In the United Kingdom, Sex Offenders Register contains the details of anyone convicted, cautioned or released from prison for sexual offences. As at last year, 2018, about 60,000 sex offenders were registered. They are made to feel the full weight of the law and are legally required to register with the police within three days of their conviction, or release from prison; and must continue to do so, on an annual basis. Should they default or defect, they are sent to jail straight away.
Of importance, too, is the Sarah’s Law, named after eight-year-old Sarah Payne, who was abducted and then murdered by sex offenders. This law allows UK parents to find out if a child sex offender lives in their area. More so, if someone on the Register wants to start a new relationship, there are certain conditions that must be met, these conditions becoming more stringent if any of the lovebirds are coming into the relationship with children.

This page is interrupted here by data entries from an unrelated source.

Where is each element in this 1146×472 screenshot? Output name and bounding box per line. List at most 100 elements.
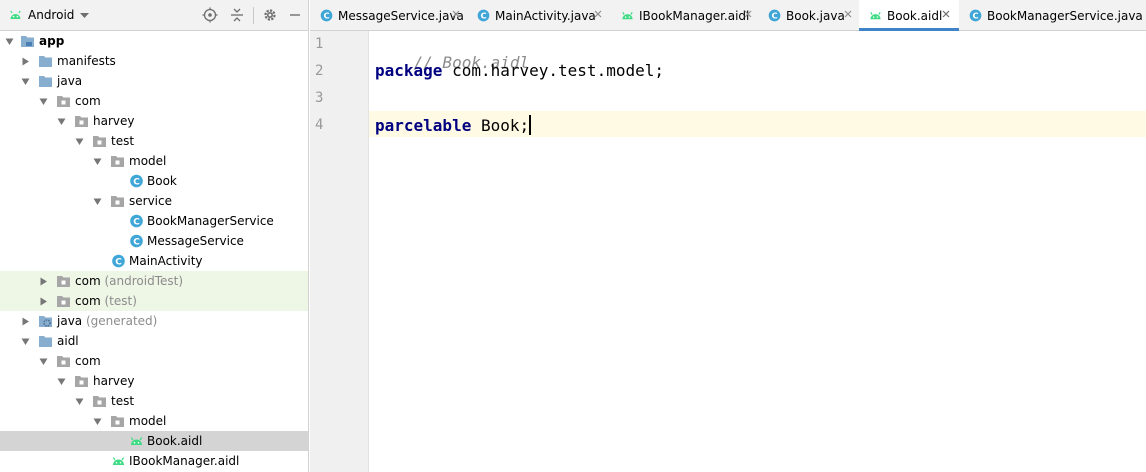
close-icon[interactable] xyxy=(743,9,753,19)
expand-arrow-icon[interactable] xyxy=(75,137,84,146)
locate-icon[interactable] xyxy=(201,6,219,24)
class-icon: C xyxy=(130,174,143,188)
collapsed-arrow-icon[interactable] xyxy=(21,317,30,326)
close-icon[interactable] xyxy=(593,9,603,19)
gear-icon[interactable] xyxy=(261,6,279,24)
line-number: 3 xyxy=(315,90,324,106)
tree-node-test[interactable]: test xyxy=(0,391,308,411)
tree-node-suffix: (generated) xyxy=(85,314,158,328)
code-text: com.harvey.test.model; xyxy=(442,61,664,80)
tab-book-aidl[interactable]: Book.aidl xyxy=(859,0,959,31)
collapsed-arrow-icon[interactable] xyxy=(21,57,30,66)
aidl-file-icon xyxy=(870,11,881,20)
tree-node-com-androidtest[interactable]: com (androidTest) xyxy=(0,271,308,291)
header-divider xyxy=(253,7,254,24)
aidl-file-icon xyxy=(112,457,125,465)
tree-node-ibookmanager-aidl[interactable]: IBookManager.aidl xyxy=(0,451,308,471)
class-icon: C xyxy=(320,9,333,22)
expand-arrow-icon[interactable] xyxy=(93,417,102,426)
close-icon[interactable] xyxy=(843,9,853,19)
line-number: 2 xyxy=(315,63,324,79)
package-icon xyxy=(57,96,70,107)
class-icon: C xyxy=(477,9,490,22)
tree-node-java-generated[interactable]: java (generated) xyxy=(0,311,308,331)
tab-bookmanagerservice-java[interactable]: C BookManagerService.java xyxy=(959,0,1146,31)
tree-node-com-test[interactable]: com (test) xyxy=(0,291,308,311)
tree-node-book-aidl[interactable]: Book.aidl xyxy=(0,431,308,451)
package-icon xyxy=(57,276,70,287)
code-keyword: parcelable xyxy=(375,116,472,135)
tree-node-bookmanagerservice[interactable]: C BookManagerService xyxy=(0,211,308,231)
tree-node-label: test xyxy=(111,134,135,148)
expand-arrow-icon[interactable] xyxy=(57,117,66,126)
package-icon xyxy=(111,416,124,427)
tree-node-aidl[interactable]: aidl xyxy=(0,331,308,351)
expand-arrow-icon[interactable] xyxy=(21,337,30,346)
project-view-selector[interactable]: Android xyxy=(28,8,74,22)
tree-node-harvey[interactable]: harvey xyxy=(0,371,308,391)
tree-node-com[interactable]: com xyxy=(0,351,308,371)
tree-node-manifests[interactable]: manifests xyxy=(0,51,308,71)
android-icon xyxy=(10,10,21,19)
expand-arrow-icon[interactable] xyxy=(21,77,30,86)
expand-arrow-icon[interactable] xyxy=(5,37,14,46)
code-editor[interactable]: // Book.aidl package com.harvey.test.mod… xyxy=(370,31,1146,472)
expand-arrow-icon[interactable] xyxy=(39,97,48,106)
code-line-2[interactable]: package com.harvey.test.model; xyxy=(375,61,664,80)
tree-node-test[interactable]: test xyxy=(0,131,308,151)
close-icon[interactable] xyxy=(941,9,951,19)
tree-node-app[interactable]: app xyxy=(0,31,308,51)
svg-text:C: C xyxy=(972,11,978,21)
svg-text:C: C xyxy=(480,11,486,21)
aidl-file-icon xyxy=(130,437,143,445)
package-icon xyxy=(57,296,70,307)
svg-text:C: C xyxy=(133,217,140,227)
tab-messageservice-java[interactable]: C MessageService.java xyxy=(310,0,467,31)
tree-node-label: com xyxy=(75,354,101,368)
expand-arrow-icon[interactable] xyxy=(75,397,84,406)
tree-node-suffix: (test) xyxy=(104,294,137,308)
close-icon[interactable] xyxy=(451,9,461,19)
tree-node-java[interactable]: java xyxy=(0,71,308,91)
tree-node-label: MessageService xyxy=(147,234,244,248)
class-icon: C xyxy=(768,9,781,22)
text-caret xyxy=(529,115,532,135)
svg-text:C: C xyxy=(115,257,122,267)
expand-arrow-icon[interactable] xyxy=(57,377,66,386)
line-number-gutter[interactable]: 1 2 3 4 xyxy=(310,31,369,472)
tree-node-label: com xyxy=(75,94,101,108)
tree-node-label: com (androidTest) xyxy=(75,274,183,288)
project-tool-window: Android app manifests java com harvey te… xyxy=(0,0,309,472)
expand-arrow-icon[interactable] xyxy=(39,357,48,366)
collapsed-arrow-icon[interactable] xyxy=(39,297,48,306)
tree-node-harvey[interactable]: harvey xyxy=(0,111,308,131)
minimize-icon[interactable] xyxy=(286,6,304,24)
tree-node-model[interactable]: model xyxy=(0,151,308,171)
tab-book-java[interactable]: C Book.java xyxy=(758,0,859,31)
expand-arrow-icon[interactable] xyxy=(93,157,102,166)
tree-node-com[interactable]: com xyxy=(0,91,308,111)
package-icon xyxy=(75,116,88,127)
aidl-file-icon xyxy=(622,11,633,20)
tree-node-mainactivity[interactable]: C MainActivity xyxy=(0,251,308,271)
package-icon xyxy=(93,136,106,147)
project-panel-header: Android xyxy=(0,0,308,31)
tree-node-book-class[interactable]: C Book xyxy=(0,171,308,191)
tree-node-service[interactable]: service xyxy=(0,191,308,211)
expand-arrow-icon[interactable] xyxy=(93,197,102,206)
code-line-4[interactable]: parcelable Book; xyxy=(375,115,532,135)
project-tree: app manifests java com harvey test model… xyxy=(0,31,308,472)
collapsed-arrow-icon[interactable] xyxy=(39,277,48,286)
tree-node-label: java (generated) xyxy=(57,314,157,328)
folder-icon xyxy=(39,336,52,347)
chevron-down-icon[interactable] xyxy=(79,10,90,20)
tree-node-model[interactable]: model xyxy=(0,411,308,431)
tree-node-messageservice[interactable]: C MessageService xyxy=(0,231,308,251)
class-icon: C xyxy=(130,214,143,228)
tab-mainactivity-java[interactable]: C MainActivity.java xyxy=(467,0,611,31)
package-icon xyxy=(111,196,124,207)
tree-node-label: IBookManager.aidl xyxy=(129,454,240,468)
tab-ibookmanager-aidl[interactable]: IBookManager.aidl xyxy=(611,0,758,31)
code-keyword: package xyxy=(375,61,443,80)
collapse-all-icon[interactable] xyxy=(228,6,246,24)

Now to my beloved country: This new measure is a positive step in the right direction, however, keeping an overstocked database of those convicted of sex crimes is one thing and prosecuting these criminals, another. It has been established by the United Nations International Children Emergency Fund, UNICEF, that majority of cases involving sexual abuse in the country are not prosecuted, thereby, giving the heartless perpetrators a free rein to intensify their atrocious acts. Now is the time to put our money where our mouth is. We must ensure that we keep a clean slate of the past and get our country’s ever-growing sex offenders steamrolled over anytime they go on rampage violating the rights of our young girls. In addition, where these criminals are to be sent to jail as a deterrent, that punishment should serve squarely as their just deserts rather than be given a cozied, comfortable or stress-free incarceration because they are acquainted to the prosecuting judge or able to navigate the barefaced lacunae bedeviling our criminal justice system.

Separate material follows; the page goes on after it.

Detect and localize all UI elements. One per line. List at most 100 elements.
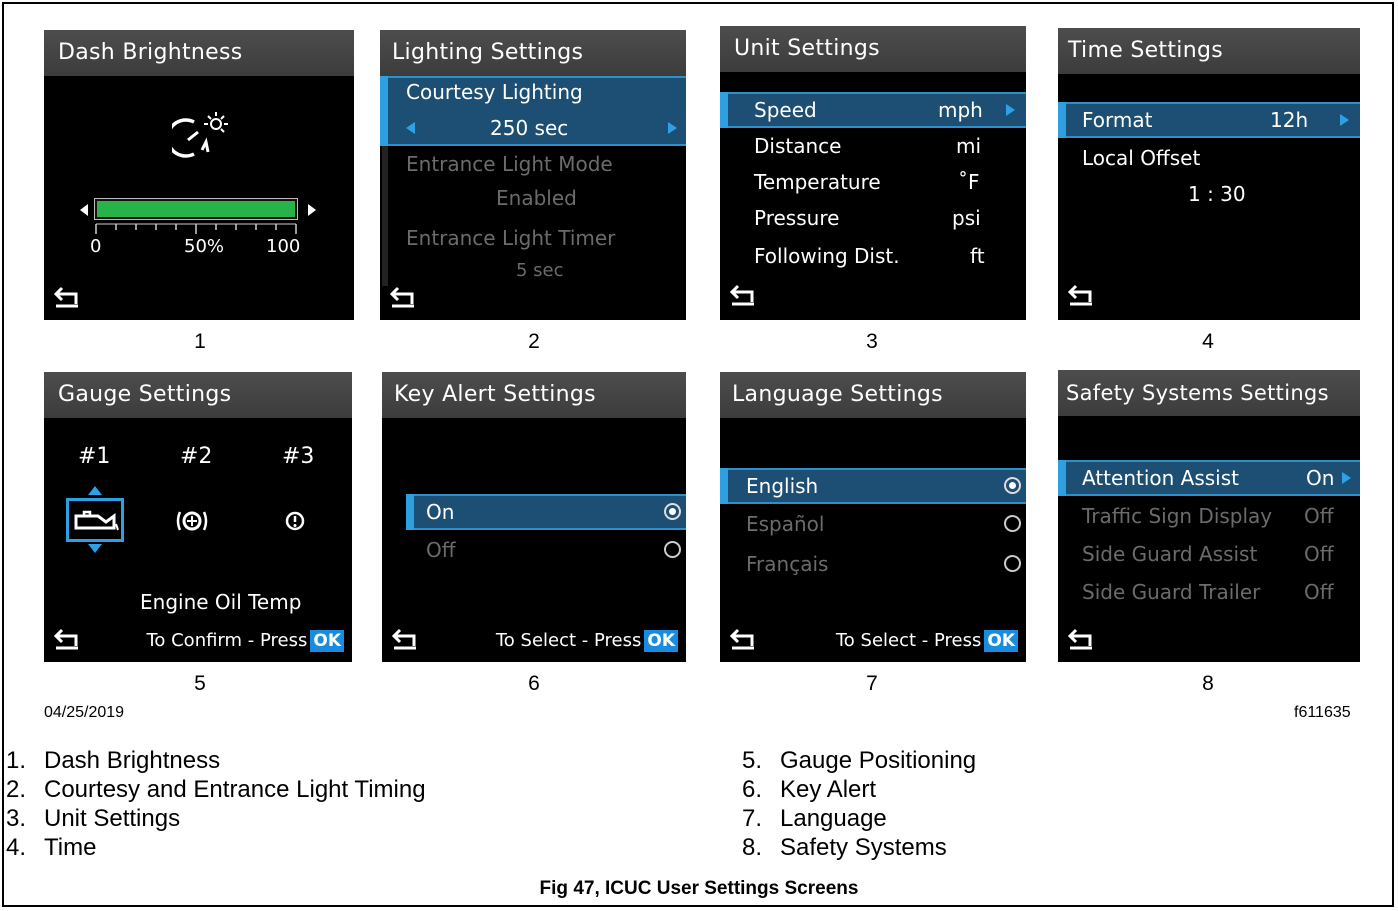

It is also high time we took sex violence serious and rewrite or abrogate certain sections of our Penal Codes which covertly encourage rape, spousal abuse, and sex violence. Take, for instance, Section 282(2) of our penal code, where it is spelt out inter alia, that sexual intercourse by a man with his own wife is not raped if she has attained puberty. This provision is to me, defective and in fact, ostensibly allows for the defiling of teenage girls, as the honourable drafters of the Code simply ignores the age of puberty, usually, 14; and rather, concentrates on the all-encompassing banner of ‘wife.’

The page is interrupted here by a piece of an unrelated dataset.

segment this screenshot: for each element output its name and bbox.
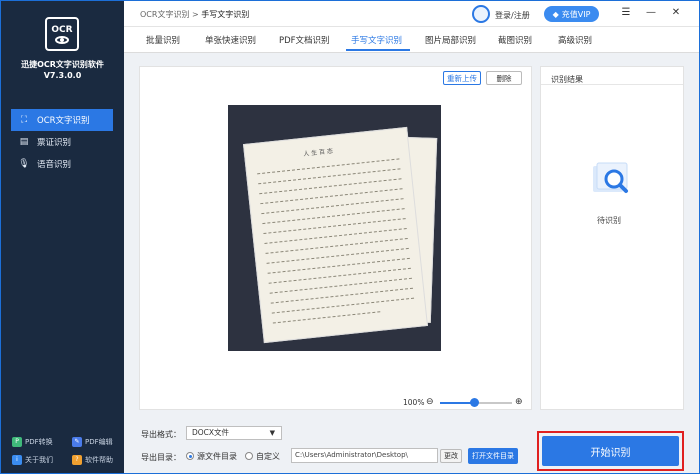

Also check out the poisonous fangs of the Northern Nigeria Penal Code, Section 55(1) (d), which provides that nothing is an offence which is done by a husband for the purpose of correcting his wife…where the drafters did not specify which ‘offence’ needs correction nor did they care a hoot about what is ‘correction’ and in what manner or fashion can it be gauged. Our drafters goofed and they know it. Even, the Vagrancy Law which has for close to a decade seized from being in operation in the country is still being used by morally-bankrupt and skirt-sniffing law enforcement officers to railroad innocent girls to jail for ‘wandering,’ if they fail to ‘play ball’ or surrender their bodies for rape.
The nitty-gritty here is that while the newly launched Sex Offenders Register is a desideratum albeit arriving belatedly considering the excruciating pains our young girls had been subjected to over the years, there should be a rewording of these Codes which, in their harshness, could drive our numerous teenage girls and baby-wives onto the streets and into the trap nets of these evil and conscienceless sex offenders. And while this register will contain the names of all those prosecuted for sexual violence since 2015 as already hinted, we should all support it wholeheartedly. It will be preposterous and clearly beyond the realms of the ridiculous for anyone to begin to argue about the concept of Retroactive Law, in that the Register had not been in operation in 2015 when these people committed the sexual offence. If we resort to this self-defeating argument, our efforts will then be tantamount to treating a terminal cancer with penicillin. This is the time for Nigeria to dazzle and not fizzle out in the face of our sisters and daughters being held by the jugular by unscrupulous sex offenders. Our lawmakers must show by deeds, that the issue of women’s rights is pursued with vigour. It must transcend being a mere hoary chestnut mouthed by insincere propagandists into something positive that we will all be proud of.
Finally, while I applaud the newly-introduced Sex Offender Register, methinks there should be no garland yet for Sadiya Farouq, Nigeria’s Minister for Humanitarian Affairs, as we have just initiated our first step. Will this lofty idea succeed or will it falter and eventually dwindle like a pack of cards?
We are watching.
Martins Agbonlahor is a trained lawyer and author of Killing Them Softly: The Struggle for Women’s Rights in Nigeria. He lives in Manchester, United Kingdom.